Date: 2014-10-24
Time: 15:30-16:30
Location: BURN 1205
Abstract:
Next generation sequencing (NGS) is a technology revolutionizing genetics and biology. Compared with the old Sanger sequencing method, the throughput is astounding and has fostered a slew of innovative sequencing applications. Unfortunately, the error rates are also higher, complicating many downstream analyses. For example, de novo assembly of genomes is less accurate and slower when reads include many errors. We develop a probabilistic model for NGS reads that can detect and correct errors without a reference genome and while flexibly modeling and estimating the error properties of the sequencing machine. It uses a penalized likelihood to enforce our prior belief that the kmer spectrum (collection of k-length strings observed in the reads) generated from a genome is sparse when k is sufficiently large.

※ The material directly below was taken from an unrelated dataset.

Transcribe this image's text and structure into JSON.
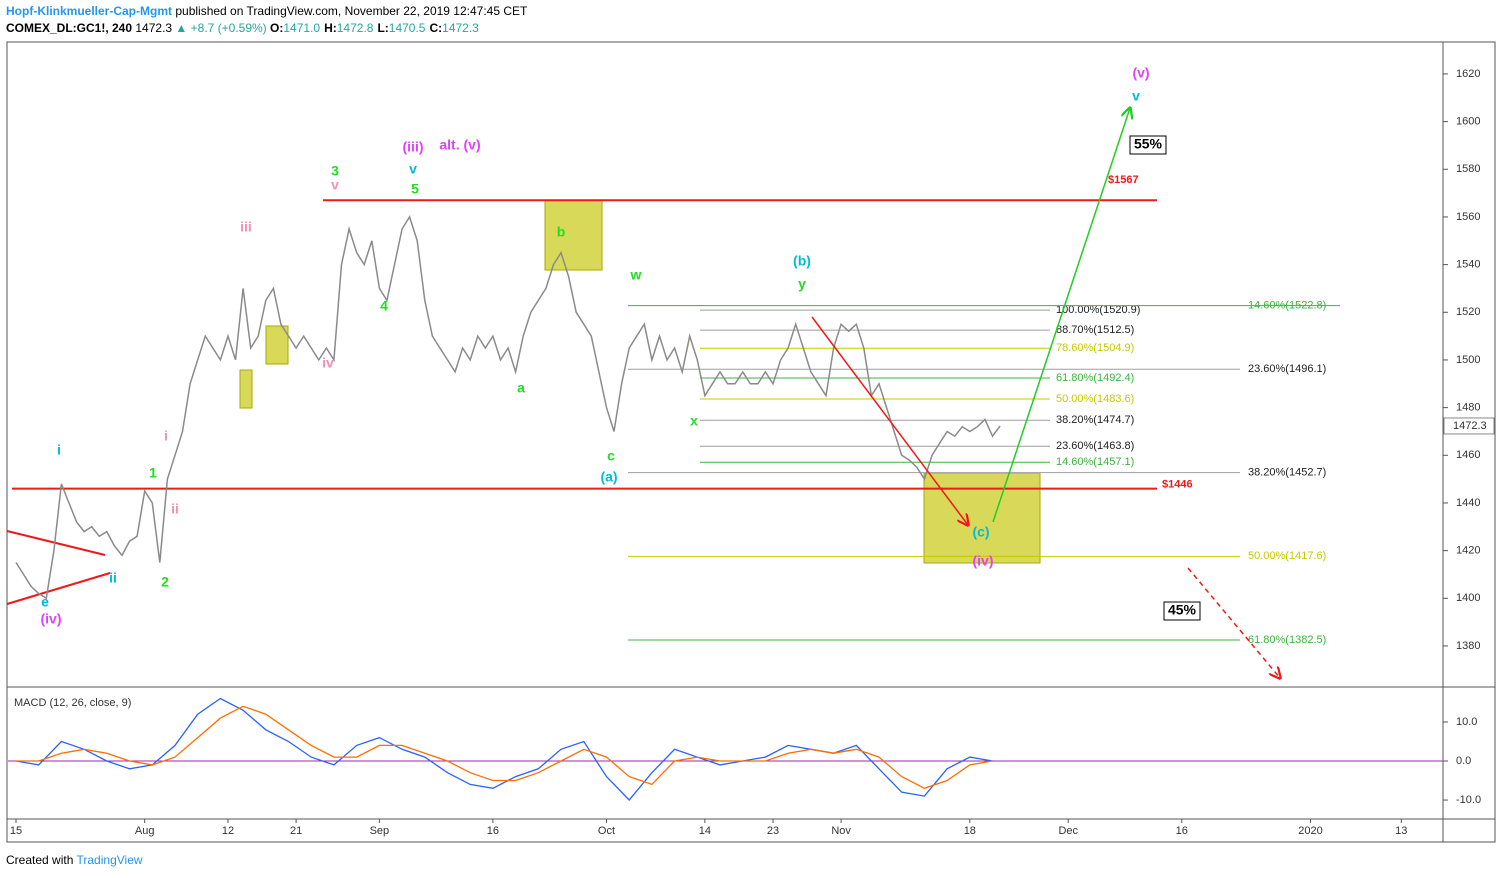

The model formalizes core ideas that are used in many ad hoc algorithmic approaches to error correction. We show our method can detect and remove more errors from sequencing reads than existing methods. Though our method carries a higher computational burden than the best algorithmic approaches, the probabilistic approach is extensible, flexible, and well-positioned to support downstream statistical analysis of the increasing volume of sequence data.
Speaker
Karin Dorman is an Associate Professor in the Statistics and Genetics, Development and Cell Biology departments and part of the Bioinformatics & Computational Biology interdepartmental program at Iowa State University, Ames, Iowa.